Study Notes on Data Acquisition and Introduction to Data Science

Context: The course focuses on Data Acquisition and working with Structured Data.
Instructor Details: Presentation by Katie Baynes, NASA Earth Data Officer, to the National Academies Committee on Earth Science and Applications from Space on January 12, 2026.

Course Title: Data Acquisition I (DSCI 403/503)
Objectives: To develop skills in acquiring and working with various types of data.

Questions from the previous session addressed.
Ensure JupyterHub accounts are active for usage during the course.
Course textbook is available online via the Mines library.
Open to questions regarding IPython, Jupyter, and the Python programming language.

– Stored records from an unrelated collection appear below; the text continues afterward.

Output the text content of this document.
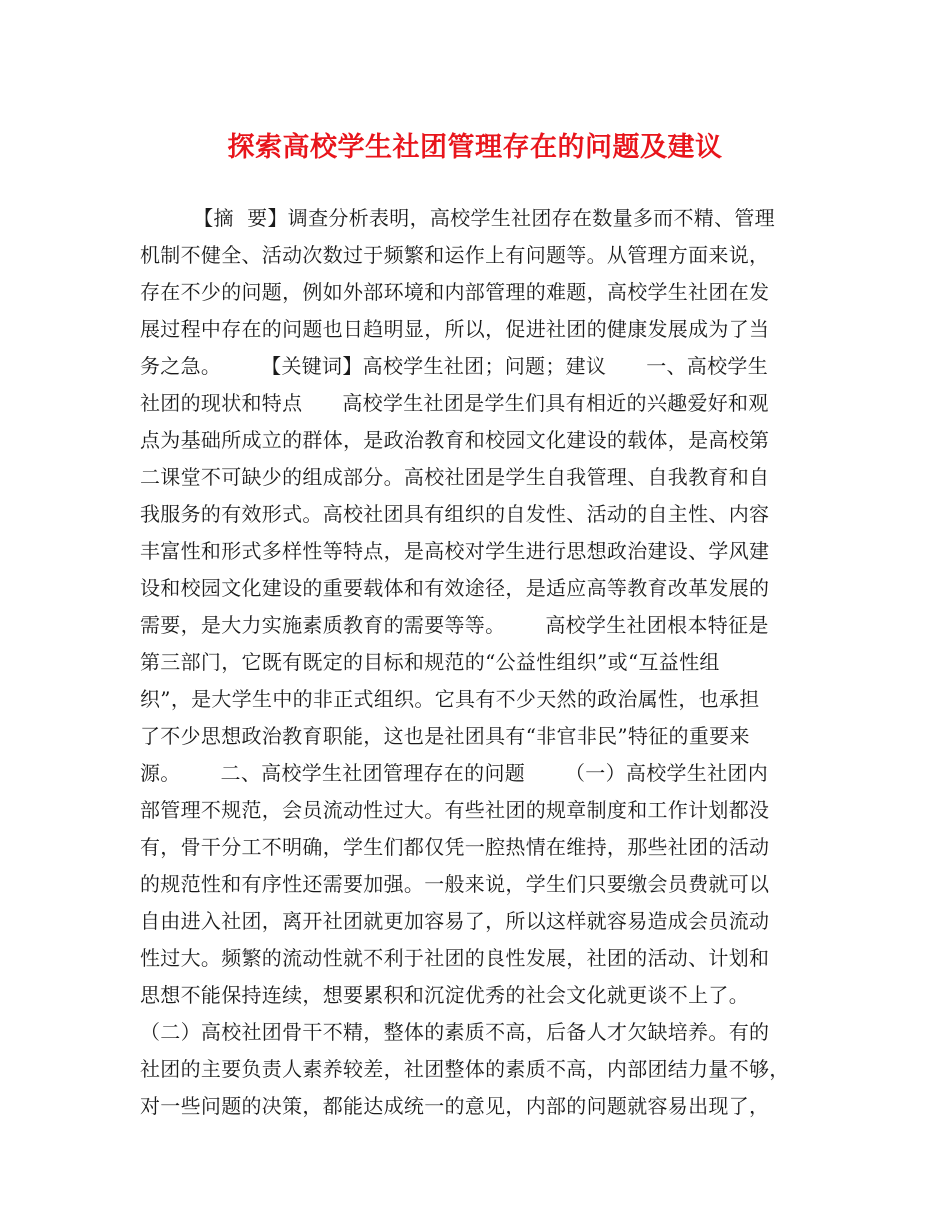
探索高校学生社团管理存在的问题及建议
【摘  要】调查分析表明，高校学生社团存在数量多而不精、管理
机制不健全、活动次数过于频繁和运作上有问题等。从管理方面来说，
存在不少的问题，例如外部环境和内部管理的难题，高校学生社团在发
展过程中存在的问题也日趋明显，所以，促进社团的健康发展成为了当
务之急。      【关键词】高校学生社团；问题；建议      一、高校学生
社团的现状和特点      高校学生社团是学生们具有相近的兴趣爱好和观
点为基础所成立的群体，是政治教育和校园文化建设的载体，是高校第
二课堂不可缺少的组成部分。高校社团是学生自我管理、自我教育和自
我服务的有效形式。高校社团具有组织的自发性、活动的自主性、内容
丰富性和形式多样性等特点，是高校对学生进行思想政治建设、学风建
设和校园文化建设的重要载体和有效途径，是适应高等教育改革发展的
需要，是大力实施素质教育的需要等等。      高校学生社团根本特征是
第三部门，它既有既定的目标和规范的“公益性组织”或“互益性组
织”，是大学生中的非正式组织。它具有不少天然的政治属性，也承担
了不少思想政治教育职能，这也是社团具有“非官非民”特征的重要来
源。      二、高校学生社团管理存在的问题      （一）高校学生社团内
部管理不规范，会员流动性过大。有些社团的规章制度和工作计划都没
有，骨干分工不明确，学生们都仅凭一腔热情在维持，那些社团的活动
的规范性和有序性还需要加强。一般来说，学生们只要缴会员费就可以
自由进入社团，离开社团就更加容易了，所以这样就容易造成会员流动
性过大。频繁的流动性就不利于社团的良性发展，社团的活动、计划和
思想不能保持连续，想要累积和沉淀优秀的社会文化就更谈不上了。
（二）高校社团骨干不精，整体的素质不高，后备人才欠缺培养。有的
社团的主要负责人素养较差，社团整体的素质不高，内部团结力量不够，
对一些问题的决策，都能达成统一的意见，内部的问题就容易出现了，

Primary and Secondary Sources of Data:
- Primary Data:
- Definition: First-hand data collected directly by the researcher.
- Characteristics:
  - Real-time data collection.
  - Involves detailed processes for data gathering (e.g., surveys, observations).
  - Sources include personal interviews, experiments, questionnaires.
  - Cost: Generally expensive and time-consuming.
- Secondary Data:
- Definition: Data collected previously by others.
- Characteristics:
  - Historical data collection.
  - Quick and easy access to data.
  - Sources include government publications, websites, research articles.
  - Cost: Economical and collection time is shorter.

Structured Data
Unstructured Data
Data Ethics: Understanding the ethical implications involved in data acquisition and handling.

Text Files:
- Formats:
- Plain Text Files (.txt)
- Comma-Separated Values (.csv)
- JavaScript Object Notation (.json)
Database Formats:
- Structured Query Language (SQL) Databases.
- More complex structures (NetCDF, HDF5).
Sources For Structured Data:
- Public datasets from Scikit Learn, Kaggle, etc.

Pandas Series:
- One-dimensional labeled array capable of holding any data type.
- Can be indexed, filtered, and manipulated.
DataFrame:
- Two-dimensional size-mutable, potentially heterogeneous tabular data structure with labeled axes (rows and columns).
- Can be thought of as a dictionary of Series objects.

Data from Text Files:

import pandas as pd
from pandas import DataFrame

fileName = "ice_cream.txt"
iceCreamSales = pd.read_table(fileName, delimiter=",")

Data from CSV Files:

fileName = "ice_cream.csv"
iceCreamSales = pd.read_csv(fileName)

Data from JSON Files:
- Example code:
  python fileName = "ice_cream.json" iceCreamSales = pd.read_json(fileName)

Relational Databases:
- The course introduces SQL to gather data stored in tables, where rows and columns depict individual records.
- Example SQL query:
```
SELECT * FROM universities WHERE city = 'Golden';
```
Scikit Learn:
- Focuses on machine learning functionalities, including dataset handling via:
  python from sklearn.datasets import load_diabetes diabetesRaw = load_diabetes()

Kaggle Competitions:
- Platform for data science exploration, featuring datasets and collaboration.
- Examples using the Predict Pet Adoption Status dataset for practical learning and skill application:
  python fileName = "pet_adoption_data.csv" petData = pd.read_csv(fileName)

Students should be familiar with various data acquisition methods, tools, and ethical considerations related to data handling and analysis in the context of data science.